Learning rate scheduler type
Choices: ["warmup_decay", "warmup_linear", "warmup_cosine", "constant"]
--n_warmup_steps TYPE: int, DEFAULT: 0
Number of warmup steps
--n_decay_until_steps TYPE: int, DEFAULT: None
Number of steps to decay from peak LR to min LR after warmup, for decay schedulers.
If not provided, decay until (recomputed) `n_training_steps`.
--from_checkpoint_path TYPE: str
For DeepSpeed checkpoint, directory to load model [optimizer, scheduler, and training states] checkpoint.
For non-DeepSpeed checkpoint, path to the model weights file.
--resume_training TYPE: flag
Resume optimizer, scheduler, and training states from the checkpoint directory specified by `from_checkpoint_dir`.
If not provided, will only load model weights from the checkpoint directory. Training will start from scratch.
--save_log TYPE: flag
Enable logging to a local log file
--save_model TYPE: flag
Save the best checkpoint to disk, based on the metric specified by `monitor_metric`.
--save_all_models TYPE: flag
Save every checkpoint, regardless of its performance
--save_ds_checkpoint TYPE: flag
Save DeepSpeed checkpoint that include model, optimizer, scheduler, and training states.
Must be used with `--save_model`.
Must be used if you want to resume training from the saved checkpoint later.
If not provided, only the model weights are saved.
--save_dir TYPE: str
Directory to save logs and checkpoints
--save_filename TYPE: str
An identifier for the this experiment run. Will be used to construct a subdirectory under `save_dir` for saving logs and checkpoints.
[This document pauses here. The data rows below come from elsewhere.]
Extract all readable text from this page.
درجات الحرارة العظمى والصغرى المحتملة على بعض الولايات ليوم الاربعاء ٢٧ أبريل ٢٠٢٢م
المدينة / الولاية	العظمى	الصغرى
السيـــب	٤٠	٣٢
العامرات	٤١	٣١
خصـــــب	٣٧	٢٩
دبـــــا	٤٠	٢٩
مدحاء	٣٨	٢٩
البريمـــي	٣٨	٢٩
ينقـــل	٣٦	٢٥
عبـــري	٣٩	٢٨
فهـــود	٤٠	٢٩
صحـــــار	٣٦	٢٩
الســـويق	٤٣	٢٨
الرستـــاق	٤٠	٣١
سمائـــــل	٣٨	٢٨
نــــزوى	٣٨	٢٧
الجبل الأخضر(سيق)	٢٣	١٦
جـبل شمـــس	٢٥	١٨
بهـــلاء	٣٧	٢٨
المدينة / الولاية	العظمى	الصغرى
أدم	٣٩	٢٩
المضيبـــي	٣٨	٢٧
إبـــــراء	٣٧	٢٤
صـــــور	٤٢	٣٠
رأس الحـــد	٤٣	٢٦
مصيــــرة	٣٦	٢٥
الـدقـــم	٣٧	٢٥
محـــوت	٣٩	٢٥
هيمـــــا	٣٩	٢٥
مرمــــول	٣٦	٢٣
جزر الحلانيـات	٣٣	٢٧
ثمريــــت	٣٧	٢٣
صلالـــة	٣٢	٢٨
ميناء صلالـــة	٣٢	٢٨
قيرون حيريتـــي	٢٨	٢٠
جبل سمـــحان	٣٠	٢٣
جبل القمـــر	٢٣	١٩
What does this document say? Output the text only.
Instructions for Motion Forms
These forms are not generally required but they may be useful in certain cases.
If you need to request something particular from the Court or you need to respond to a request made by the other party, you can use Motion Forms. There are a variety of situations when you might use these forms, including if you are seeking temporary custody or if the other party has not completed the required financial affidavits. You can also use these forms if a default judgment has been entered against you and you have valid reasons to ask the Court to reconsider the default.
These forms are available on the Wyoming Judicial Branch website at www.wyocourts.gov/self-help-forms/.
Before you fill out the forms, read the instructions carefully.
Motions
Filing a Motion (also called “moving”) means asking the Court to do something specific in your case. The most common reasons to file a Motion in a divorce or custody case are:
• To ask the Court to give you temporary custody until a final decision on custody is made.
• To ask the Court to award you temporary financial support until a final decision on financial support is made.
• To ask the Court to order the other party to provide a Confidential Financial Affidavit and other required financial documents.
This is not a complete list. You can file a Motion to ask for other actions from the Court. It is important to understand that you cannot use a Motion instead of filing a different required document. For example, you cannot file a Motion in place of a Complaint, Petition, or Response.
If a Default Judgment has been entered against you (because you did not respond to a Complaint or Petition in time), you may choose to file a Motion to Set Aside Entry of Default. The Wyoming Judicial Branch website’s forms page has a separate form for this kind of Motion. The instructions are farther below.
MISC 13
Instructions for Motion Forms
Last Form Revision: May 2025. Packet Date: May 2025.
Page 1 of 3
--log_interval TYPE: int, DEFAULT: 100
Steps between logging
If negative, calculated as n_training_steps_per_epoch * abs(log_interval)
--validate_interval TYPE: float, DEFAULT: 1000
Steps between validation runs
If negative, calculated as n_training_steps_per_epoch * abs(validate_interval)
--save_model_interval TYPE: float
Steps between model saving, only used when `save_all_models` is enabled.
If negative, calculated as n_training_steps_per_epoch * abs(save_model_interval)
If not provided, it is set to `validate_interval`
--monitor_metric TYPE: str, DEFAULT: "loss"
The training pipeline will use `ret_stat[monitor_metric]` returned by valid_forward_step() to determine the best model to save.
--monitor_metric_should_ascend TYPE: flag, DEFAULT: False
Whether a higher value of `monitor_metric` is better
--log_grad_norms TYPE: flag
Log gradient norms of all model parameters
--log_weight_norms TYPE: flag
Log weight norms of all model parameters
--local_rank TYPE: int, REQUIRED: True
Local rank for distributed training
Required for DeepSpeed.
Automatically set by DeepSpeed launcher.
--zero_stage TYPE: int, DEFAULT: 1
ZeRO optimization stage
Choices: [0, 1, 2, 3]
--fp16 TYPE: flag
Enable FP16 training
Usually NOT used.
--bf16 TYPE: flag
Enable BF16 training
Usually used.
--activation_checkpointing_layers TYPE: int
Number of layers for activation checkpointing
--offload_adam TYPE: flag
Enable optimizer state offloading to CPU
--offload_param TYPE: flag
Enable parameter offloading to CPU
Must be used with `--zero_stage 3`.
--pretrained_peft_model_dir TYPE: str
Path to pretrained PEFT model directory
--peft_modules_to_save TYPE: str, NARGS: "+"
Non-PEFT trainable parameters. Corresponding to `modules_to_save` in PEFT.
--peft_type TYPE: PeftType
Type of PEFT to use
Choices: ["LORA"]
--peft_task_type TYPE: TaskType
PEFT task type
Choices: ["SEQ_CLS", "SEQ_2_SEQ_LM", "CAUSAL_LM", "TOKEN_CLS"]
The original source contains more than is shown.